By service, $225.2 billion was allocated for the Army, $171.7 billion for the Navy and Marine Corps, $160.5 billion for the Air Force and $106.4 billion for defense-wide spending. By function, $154.2 billion was requested for personnel, $283.3 billion for operations and maintenance, $140.1 billion for procurement, $79.1 billion for research and development, $23.9 billion for military construction, and $3.1 billion for family housing.
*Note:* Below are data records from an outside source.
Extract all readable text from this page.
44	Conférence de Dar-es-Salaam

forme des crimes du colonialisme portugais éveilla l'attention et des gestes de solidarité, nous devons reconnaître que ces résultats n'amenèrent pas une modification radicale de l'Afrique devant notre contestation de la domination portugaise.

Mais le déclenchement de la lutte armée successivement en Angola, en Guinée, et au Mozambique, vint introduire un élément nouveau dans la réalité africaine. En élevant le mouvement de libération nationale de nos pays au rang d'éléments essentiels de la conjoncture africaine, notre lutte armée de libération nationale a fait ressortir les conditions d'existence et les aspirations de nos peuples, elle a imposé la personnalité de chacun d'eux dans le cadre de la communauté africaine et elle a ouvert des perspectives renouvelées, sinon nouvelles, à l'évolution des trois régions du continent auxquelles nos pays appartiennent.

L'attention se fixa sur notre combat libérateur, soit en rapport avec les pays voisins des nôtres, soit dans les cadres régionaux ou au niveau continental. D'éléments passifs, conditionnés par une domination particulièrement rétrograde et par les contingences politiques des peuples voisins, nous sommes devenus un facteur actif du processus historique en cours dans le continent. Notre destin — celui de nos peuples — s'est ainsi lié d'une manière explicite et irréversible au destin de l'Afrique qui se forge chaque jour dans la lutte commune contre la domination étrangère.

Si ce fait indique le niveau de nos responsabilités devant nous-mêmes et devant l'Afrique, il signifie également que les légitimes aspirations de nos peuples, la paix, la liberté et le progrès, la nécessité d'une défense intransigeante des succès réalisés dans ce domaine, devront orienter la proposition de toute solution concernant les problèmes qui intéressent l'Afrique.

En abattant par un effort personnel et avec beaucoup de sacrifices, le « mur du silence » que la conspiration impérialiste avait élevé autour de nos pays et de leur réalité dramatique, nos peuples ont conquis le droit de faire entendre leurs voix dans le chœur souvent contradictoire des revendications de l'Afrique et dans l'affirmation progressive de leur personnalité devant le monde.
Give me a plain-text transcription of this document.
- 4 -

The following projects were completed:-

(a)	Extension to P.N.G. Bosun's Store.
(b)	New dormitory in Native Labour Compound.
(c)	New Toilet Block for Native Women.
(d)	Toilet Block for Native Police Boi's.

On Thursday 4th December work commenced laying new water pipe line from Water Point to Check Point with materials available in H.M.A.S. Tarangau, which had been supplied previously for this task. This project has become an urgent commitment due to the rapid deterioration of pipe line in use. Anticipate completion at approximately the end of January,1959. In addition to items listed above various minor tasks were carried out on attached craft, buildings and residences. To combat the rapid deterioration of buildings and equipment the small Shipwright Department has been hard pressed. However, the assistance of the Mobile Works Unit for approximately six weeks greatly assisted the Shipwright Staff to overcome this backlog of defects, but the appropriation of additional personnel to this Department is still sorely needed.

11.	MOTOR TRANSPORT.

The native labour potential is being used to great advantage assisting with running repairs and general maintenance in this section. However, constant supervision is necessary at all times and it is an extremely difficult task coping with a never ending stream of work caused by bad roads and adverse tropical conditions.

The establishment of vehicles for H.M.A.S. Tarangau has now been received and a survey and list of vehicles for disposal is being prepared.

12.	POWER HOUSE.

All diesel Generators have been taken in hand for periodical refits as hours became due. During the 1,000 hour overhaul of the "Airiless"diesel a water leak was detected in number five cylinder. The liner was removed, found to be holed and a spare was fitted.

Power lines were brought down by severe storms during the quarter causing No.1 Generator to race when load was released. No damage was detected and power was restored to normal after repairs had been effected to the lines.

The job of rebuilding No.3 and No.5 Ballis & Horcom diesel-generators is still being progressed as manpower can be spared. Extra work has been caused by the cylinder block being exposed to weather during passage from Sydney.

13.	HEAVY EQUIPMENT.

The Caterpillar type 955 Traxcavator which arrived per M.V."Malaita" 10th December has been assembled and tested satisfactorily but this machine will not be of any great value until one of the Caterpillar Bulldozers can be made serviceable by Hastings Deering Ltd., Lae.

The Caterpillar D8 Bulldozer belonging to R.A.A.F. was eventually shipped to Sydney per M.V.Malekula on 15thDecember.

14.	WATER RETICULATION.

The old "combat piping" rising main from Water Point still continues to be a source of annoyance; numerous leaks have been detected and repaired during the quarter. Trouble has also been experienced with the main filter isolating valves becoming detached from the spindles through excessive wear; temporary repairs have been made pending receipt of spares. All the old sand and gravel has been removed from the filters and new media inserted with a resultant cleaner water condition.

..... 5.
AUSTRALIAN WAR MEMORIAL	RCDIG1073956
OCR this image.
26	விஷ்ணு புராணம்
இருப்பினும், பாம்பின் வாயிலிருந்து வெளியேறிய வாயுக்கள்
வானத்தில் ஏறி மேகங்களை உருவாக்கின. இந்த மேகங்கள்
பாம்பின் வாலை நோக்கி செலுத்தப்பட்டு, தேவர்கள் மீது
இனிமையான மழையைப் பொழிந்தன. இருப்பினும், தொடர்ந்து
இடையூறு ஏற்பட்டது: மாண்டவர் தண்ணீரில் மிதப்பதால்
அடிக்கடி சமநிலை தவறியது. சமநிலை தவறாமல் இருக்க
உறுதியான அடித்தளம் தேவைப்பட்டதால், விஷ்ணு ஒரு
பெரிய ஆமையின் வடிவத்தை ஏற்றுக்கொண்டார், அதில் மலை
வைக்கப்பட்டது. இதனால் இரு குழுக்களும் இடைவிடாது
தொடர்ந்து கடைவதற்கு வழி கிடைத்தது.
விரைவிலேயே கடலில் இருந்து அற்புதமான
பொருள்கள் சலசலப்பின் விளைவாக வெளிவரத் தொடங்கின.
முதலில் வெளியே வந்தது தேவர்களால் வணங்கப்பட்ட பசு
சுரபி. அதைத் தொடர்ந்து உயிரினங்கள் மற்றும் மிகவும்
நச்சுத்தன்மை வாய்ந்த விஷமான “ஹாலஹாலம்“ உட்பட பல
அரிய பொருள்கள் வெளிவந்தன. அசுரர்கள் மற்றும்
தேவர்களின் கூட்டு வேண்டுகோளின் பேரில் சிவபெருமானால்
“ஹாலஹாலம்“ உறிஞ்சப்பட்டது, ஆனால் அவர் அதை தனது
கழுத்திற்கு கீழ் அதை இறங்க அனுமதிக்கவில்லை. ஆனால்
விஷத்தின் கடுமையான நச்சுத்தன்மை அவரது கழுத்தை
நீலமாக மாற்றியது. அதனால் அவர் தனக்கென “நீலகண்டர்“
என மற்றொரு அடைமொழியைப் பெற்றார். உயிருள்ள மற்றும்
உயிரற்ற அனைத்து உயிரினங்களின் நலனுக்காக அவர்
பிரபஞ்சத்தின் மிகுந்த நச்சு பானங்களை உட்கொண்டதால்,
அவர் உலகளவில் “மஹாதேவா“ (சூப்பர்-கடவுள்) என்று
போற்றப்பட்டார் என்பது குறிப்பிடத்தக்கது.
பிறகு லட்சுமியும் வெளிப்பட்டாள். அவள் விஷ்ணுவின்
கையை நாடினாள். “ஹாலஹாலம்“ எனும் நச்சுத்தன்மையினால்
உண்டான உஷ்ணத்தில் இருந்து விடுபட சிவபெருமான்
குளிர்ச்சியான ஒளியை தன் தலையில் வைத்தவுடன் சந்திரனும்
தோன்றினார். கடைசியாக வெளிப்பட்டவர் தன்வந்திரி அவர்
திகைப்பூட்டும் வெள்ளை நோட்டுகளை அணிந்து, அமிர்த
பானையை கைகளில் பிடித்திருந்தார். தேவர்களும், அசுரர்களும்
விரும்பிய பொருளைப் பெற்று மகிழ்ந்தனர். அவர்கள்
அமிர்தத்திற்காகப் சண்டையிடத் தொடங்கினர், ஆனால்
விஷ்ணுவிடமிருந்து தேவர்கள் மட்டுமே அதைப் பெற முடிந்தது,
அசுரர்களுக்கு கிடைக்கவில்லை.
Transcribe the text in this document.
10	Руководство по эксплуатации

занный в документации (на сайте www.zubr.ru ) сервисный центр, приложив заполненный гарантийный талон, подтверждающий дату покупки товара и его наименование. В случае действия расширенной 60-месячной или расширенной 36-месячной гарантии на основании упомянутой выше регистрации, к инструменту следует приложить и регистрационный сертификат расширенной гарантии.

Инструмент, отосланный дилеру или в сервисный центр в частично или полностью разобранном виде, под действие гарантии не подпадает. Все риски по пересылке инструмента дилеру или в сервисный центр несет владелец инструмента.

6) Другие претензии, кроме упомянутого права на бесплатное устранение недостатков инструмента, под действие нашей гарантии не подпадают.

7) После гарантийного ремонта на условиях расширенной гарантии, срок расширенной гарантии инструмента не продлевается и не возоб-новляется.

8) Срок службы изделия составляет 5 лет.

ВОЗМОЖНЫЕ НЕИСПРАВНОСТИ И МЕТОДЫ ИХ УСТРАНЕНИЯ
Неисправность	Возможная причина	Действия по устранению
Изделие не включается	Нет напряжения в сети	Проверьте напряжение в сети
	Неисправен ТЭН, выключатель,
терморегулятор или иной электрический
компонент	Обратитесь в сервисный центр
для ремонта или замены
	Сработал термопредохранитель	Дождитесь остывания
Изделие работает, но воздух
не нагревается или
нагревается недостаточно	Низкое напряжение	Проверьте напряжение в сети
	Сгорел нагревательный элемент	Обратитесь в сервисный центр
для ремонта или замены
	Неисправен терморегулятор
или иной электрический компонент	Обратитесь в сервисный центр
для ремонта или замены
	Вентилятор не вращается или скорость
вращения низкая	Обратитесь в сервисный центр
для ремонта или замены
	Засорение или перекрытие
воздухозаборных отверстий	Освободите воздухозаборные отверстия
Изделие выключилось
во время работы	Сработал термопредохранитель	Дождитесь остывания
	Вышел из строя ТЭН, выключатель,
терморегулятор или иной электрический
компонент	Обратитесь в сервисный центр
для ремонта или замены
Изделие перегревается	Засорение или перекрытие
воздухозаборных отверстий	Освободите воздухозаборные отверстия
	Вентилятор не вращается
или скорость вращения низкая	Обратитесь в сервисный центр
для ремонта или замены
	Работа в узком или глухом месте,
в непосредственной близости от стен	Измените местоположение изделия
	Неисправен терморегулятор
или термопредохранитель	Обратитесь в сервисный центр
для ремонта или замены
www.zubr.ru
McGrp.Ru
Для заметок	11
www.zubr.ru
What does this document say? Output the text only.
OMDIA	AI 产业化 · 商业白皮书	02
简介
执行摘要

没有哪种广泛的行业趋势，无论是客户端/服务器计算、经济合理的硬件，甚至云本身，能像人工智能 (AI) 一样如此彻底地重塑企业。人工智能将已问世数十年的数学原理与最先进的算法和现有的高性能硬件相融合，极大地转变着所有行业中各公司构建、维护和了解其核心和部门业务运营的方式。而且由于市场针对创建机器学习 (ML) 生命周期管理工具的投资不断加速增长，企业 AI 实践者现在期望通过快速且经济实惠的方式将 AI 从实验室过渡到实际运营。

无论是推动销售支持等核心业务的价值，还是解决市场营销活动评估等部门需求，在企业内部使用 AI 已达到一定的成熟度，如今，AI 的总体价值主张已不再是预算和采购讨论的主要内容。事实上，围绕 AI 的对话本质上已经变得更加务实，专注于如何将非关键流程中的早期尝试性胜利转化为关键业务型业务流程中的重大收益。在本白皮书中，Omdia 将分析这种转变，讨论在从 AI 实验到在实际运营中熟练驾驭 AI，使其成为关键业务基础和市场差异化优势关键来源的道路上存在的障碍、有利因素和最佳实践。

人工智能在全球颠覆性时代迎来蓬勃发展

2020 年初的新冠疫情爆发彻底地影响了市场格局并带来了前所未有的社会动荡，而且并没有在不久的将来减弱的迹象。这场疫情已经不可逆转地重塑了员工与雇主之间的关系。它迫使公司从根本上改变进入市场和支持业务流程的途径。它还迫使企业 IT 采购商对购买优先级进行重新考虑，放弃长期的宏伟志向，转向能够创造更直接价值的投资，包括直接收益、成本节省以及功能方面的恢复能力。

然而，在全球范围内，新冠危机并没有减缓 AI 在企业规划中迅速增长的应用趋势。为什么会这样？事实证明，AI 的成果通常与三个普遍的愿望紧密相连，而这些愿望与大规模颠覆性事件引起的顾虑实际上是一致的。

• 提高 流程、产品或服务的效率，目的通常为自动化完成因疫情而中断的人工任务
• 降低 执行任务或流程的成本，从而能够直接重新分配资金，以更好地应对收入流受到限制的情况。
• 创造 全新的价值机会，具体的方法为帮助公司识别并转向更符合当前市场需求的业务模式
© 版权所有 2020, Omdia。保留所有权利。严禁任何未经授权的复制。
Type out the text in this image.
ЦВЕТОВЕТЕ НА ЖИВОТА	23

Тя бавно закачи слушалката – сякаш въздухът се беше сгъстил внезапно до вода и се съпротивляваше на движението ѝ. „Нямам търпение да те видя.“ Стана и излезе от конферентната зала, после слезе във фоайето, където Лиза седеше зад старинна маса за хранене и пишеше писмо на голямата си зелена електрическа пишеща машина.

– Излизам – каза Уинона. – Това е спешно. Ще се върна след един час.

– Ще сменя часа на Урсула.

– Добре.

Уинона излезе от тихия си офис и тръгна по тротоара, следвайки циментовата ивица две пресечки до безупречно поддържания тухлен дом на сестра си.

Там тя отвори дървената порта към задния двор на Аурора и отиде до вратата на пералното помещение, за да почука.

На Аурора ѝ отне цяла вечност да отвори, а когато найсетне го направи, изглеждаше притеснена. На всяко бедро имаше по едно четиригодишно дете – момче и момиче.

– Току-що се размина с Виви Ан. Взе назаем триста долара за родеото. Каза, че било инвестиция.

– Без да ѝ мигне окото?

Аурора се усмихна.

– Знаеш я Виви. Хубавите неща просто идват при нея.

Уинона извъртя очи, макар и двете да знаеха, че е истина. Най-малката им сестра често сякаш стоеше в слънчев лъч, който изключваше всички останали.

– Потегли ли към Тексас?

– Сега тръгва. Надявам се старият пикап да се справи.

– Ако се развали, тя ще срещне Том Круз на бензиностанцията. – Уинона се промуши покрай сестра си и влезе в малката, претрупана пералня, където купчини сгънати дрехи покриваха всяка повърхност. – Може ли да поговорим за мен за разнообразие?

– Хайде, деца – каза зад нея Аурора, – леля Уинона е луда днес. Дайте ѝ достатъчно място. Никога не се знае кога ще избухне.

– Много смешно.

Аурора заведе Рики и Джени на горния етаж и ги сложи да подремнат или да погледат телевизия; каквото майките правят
In fiscal year 2009, major defense programs also saw continued funding. $4.1 billion was requested for the next generation fighter, F-22 Raptor, which was to roll out an additional twenty planes for FY 2009. $6.7 billion was requested for the F-35 Lightning II, which is still in development. Sixteen planes will be built as part of the funding. The Future Combat System program is expected to see $3.6 billion for its development. A total of $12.3 billion was requested for missile defense, which includes Patriot CAP, PAC-3 and SBIRS-High. In his Fiscal Year 2011 budget, President Obama has proposed a 4% increase in Department of Defense spending, followed by a 9% decrease in FY 2012, with funding remaining level in subsequent years. Loren Thompson[who?] has blamed the "vast sums of money" squandered on cutting-edge technology projects that were then canceled on short sighted political operatives who lack a long term perspective in setting requirements. The result is that the number of items bought under a given program are cut. The total development costs of the program are divided over fewer platforms, making the per-unit cost seem higher and so the numbers are cut again and again in a death spiral.

Critical parts of the Obama future years plan are the cost containment measures provided by the Patient Protection and Affordable Care Act and the Obama administration's energy policy as health care and fuel costs are the two fastest growing parts of the defense budget.

Fire Arms Edit

The Weapons of the United States Army can be sorted into three categories: Personal weapons carried and used by one soldier, Support weapons used by teams of soldiers in support roles, and Vehicle-Mounted weapons mounted on Army vehicles. Some support weapons can be mounted on vehicles in addition to their primary ground roles. The army is seeking replacement of the M4 carbine and M16 rifle with the Individual Carbine competition to select a new army service rifle.